I have found that there are people who pick, pick, pick at you. Finding your every little fault and weakness, never praising anything good that you do. It’s exhausting, isn’t it? It’s like your life force is sucked right out of you when you’re around them. Then there are those people who are kind, encouraging, and who highlight your strengths. I find that these people energise me, always encouraging me to be better, do better, leaving me to feel good about myself after I’m with them. So that leaves us with some choices that are well worth considering.

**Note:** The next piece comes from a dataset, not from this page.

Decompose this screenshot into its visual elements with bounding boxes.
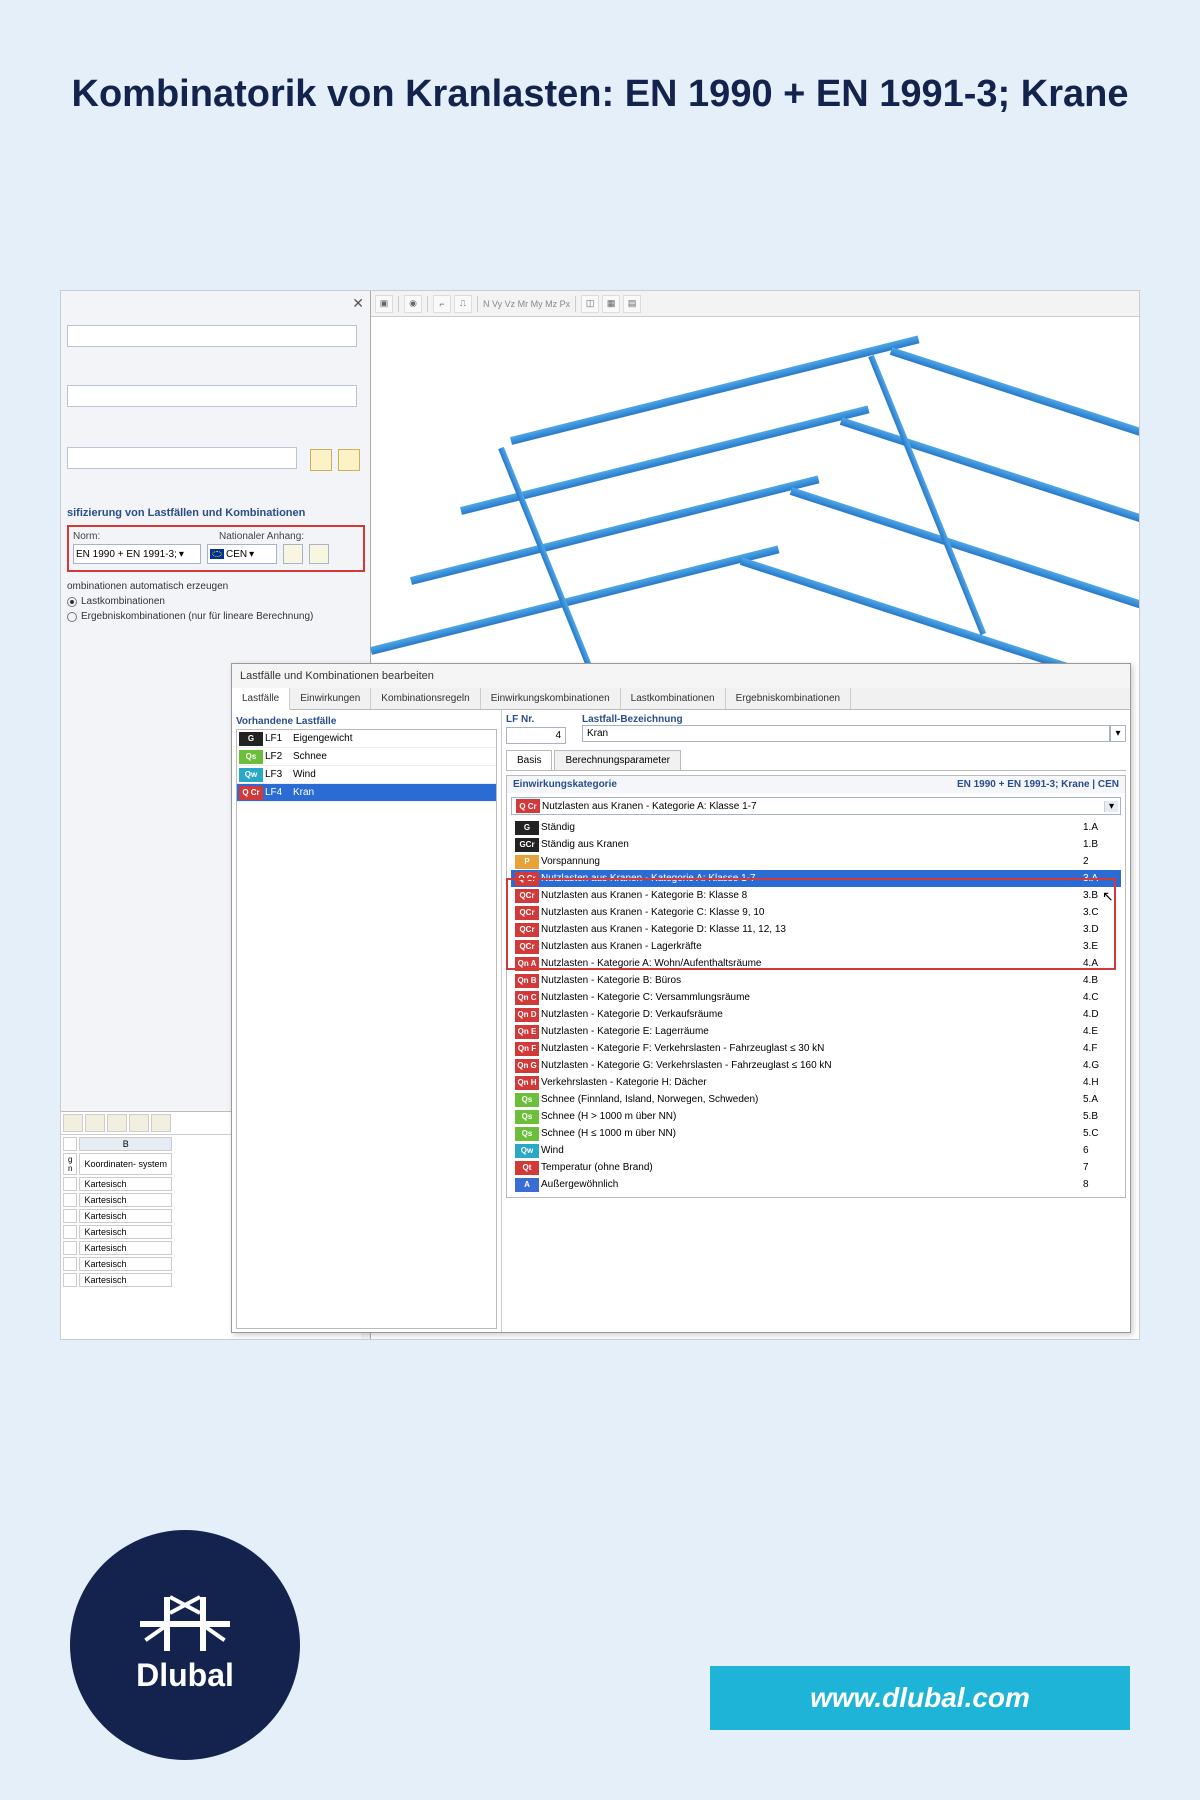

Who do you want to be around?
So, now that you know that people can exhaust or energise you, who would you prefer to be around? I hope you saying you would like to be energised! If you are around people who are constantly reflecting your faults back to you, how are you going to feel about yourself? Pretty rotten I would expect. This means your self-esteem and self-confidence would be low, and the image you have about yourself would be distorted. Being around people who support you and energise you, increases your self-esteem and self-confidence, and helps you gain a clearer picture of who you are as it is reflected back to you.
Who do you want to be?
If while reading this post you’ve realised that perhaps you can be the one to pick at others, or are quick to criticise those around you, ask yourself if you would like to continue being the person people you want to run away from or want to be the person people want to be around? Do you want to energise or exhaust people?
Being around people who exhaust you
The reality is that there will always be people around us who have the ability to exhaust and challenge us. We’re either related to, live with, grew up with, or work with them. We need to be mindful that we are not responsible for other people, we are only responsible for ourselves. Knowing who we are in the face of criticism helps us cope when negative messages are flung our way. This means that it can be necessary to limit our time around exhausting people so you can have time to re-energise and recall all the goods qualities you have.
- Knowing what you value, how other people see you, and which fictional character you relate to gives you clues of who you are.
- Who you are is constantly being reflected back to you by the way people treat you.
- This means it’s important to be around people who energise you, not exhaust you.
- These people will act as a buffer against hard times when you’re feeling low or disappointed.
- Decide if you want to energise those around you, looking for people’s strengths, encourage them, be kind.
- Limit your time around people who exhaust you.